Aprender a lidar com as redes socias ou removê-las da sua vida é parte do problema, só não se enganem com o inimigo necessário.
Frequentemente, inventamos uma cruzada contra um inimigo mágico - mesmo que ele tenha alguma realidade - para nos proteger nosso próprio ego. Para justificar o que fazemos, e acima de tudo, não assumir os caminhos de mudanças necessários.
É gostoso achar que todos os problemas se resolvem fora da gente, e que nós seríamos perfeitos se não fosse o vilão malvado que nos faz cometer erros.
Se de alguma forma os textos acima ressoam alguma coisa que parece a nossa realidade de hoje, saibam, tirar as redes sociais vai no máximo te colocar no "passado" em que esses textos foram escritos.
Ela pode fazer parte do problema de hoje, mas nem de longe o problema se fecha nas redes sociais.
São problemas antigos em novos mecanismos.

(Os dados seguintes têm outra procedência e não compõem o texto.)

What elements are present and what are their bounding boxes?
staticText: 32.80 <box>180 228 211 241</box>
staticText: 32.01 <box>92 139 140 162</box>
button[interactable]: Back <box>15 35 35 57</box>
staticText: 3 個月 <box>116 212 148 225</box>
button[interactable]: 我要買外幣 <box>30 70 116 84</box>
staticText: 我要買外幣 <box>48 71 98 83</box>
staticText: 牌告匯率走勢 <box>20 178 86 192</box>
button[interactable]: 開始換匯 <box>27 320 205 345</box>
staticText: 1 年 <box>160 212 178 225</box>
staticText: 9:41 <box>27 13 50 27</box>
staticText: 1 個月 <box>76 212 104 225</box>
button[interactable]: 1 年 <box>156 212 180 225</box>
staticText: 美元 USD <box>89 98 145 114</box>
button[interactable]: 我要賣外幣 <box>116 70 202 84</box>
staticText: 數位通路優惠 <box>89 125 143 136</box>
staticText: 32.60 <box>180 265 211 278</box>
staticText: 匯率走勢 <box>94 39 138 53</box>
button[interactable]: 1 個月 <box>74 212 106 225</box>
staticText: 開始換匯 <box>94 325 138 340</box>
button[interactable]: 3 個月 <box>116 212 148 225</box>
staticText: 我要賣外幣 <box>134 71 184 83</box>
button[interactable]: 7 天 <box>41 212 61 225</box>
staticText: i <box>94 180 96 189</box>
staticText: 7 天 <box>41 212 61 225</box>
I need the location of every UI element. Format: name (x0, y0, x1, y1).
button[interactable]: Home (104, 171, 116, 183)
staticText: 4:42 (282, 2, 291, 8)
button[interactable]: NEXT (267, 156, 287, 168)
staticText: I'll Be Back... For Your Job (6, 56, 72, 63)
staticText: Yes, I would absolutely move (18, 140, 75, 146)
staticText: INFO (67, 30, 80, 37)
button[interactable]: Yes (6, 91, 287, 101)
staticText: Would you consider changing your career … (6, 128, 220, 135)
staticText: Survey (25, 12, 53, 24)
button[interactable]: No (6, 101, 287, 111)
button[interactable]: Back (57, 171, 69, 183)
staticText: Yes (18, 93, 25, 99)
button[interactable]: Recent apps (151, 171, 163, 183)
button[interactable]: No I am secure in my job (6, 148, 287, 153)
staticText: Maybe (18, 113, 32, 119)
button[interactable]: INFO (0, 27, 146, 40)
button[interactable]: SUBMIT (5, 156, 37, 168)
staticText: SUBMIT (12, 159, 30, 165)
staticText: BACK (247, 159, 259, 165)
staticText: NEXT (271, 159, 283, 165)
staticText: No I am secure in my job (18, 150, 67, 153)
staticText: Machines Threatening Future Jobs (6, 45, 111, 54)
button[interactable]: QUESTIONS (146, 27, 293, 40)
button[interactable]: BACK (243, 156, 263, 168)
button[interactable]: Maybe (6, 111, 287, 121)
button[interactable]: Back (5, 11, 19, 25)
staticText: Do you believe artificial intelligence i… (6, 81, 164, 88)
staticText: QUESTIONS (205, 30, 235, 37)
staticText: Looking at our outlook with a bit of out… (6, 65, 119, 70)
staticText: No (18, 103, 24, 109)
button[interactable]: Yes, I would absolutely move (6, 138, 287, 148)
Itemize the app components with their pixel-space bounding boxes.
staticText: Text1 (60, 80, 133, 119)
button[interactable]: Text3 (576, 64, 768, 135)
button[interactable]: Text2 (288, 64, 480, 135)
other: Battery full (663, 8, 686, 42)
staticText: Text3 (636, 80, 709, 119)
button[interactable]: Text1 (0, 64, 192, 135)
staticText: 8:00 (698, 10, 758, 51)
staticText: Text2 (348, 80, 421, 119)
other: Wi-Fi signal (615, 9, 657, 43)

Você pode achar que a sua batalha é mais difícil que a dos outros, e que no passado era mais fácil e que o presente se encaminha para um futuro trágico.
Que pode até ser verdade, só que ninguém pode ter certeza disso.
O que é claro para mim é a dor que eles descrevem ser a mesma que as pessoas me descrevem tanto aqui quanto no consultório.
Ainda que não tenhamos feito muito na direção de melhorar os problemas de mundo, andamos muito na direção de melhorar nossa relação com essas situações.
Eu já fiz dezenas de chats, bodes e textos aqui na bastter.com sobre esse assunto.
Se você não gosta do meu conteúdo, procure outro. Procure o que for melhor para você.
O melhor conteúdo do mundo não vai servir de nada para quem entregar integralmente a responsabilidade da própria vida para uma narrativa de um inimigo que nem existe.
Enquanto o discurso for sobre dopamina, redes sociais ou qualquer coisa que entregue a nossa responsabilidade sobre isso, continuaremos sendo a criança que justifica o erro que cometeu com o erro do coleguinha.
Tirando situações de miséria, o lugar mais próximo, mais disponível e com mais possibilidade de mudança está em nós mesmos.
Se mudar a si parece impossível, que chance você de tentar mudar o mundo?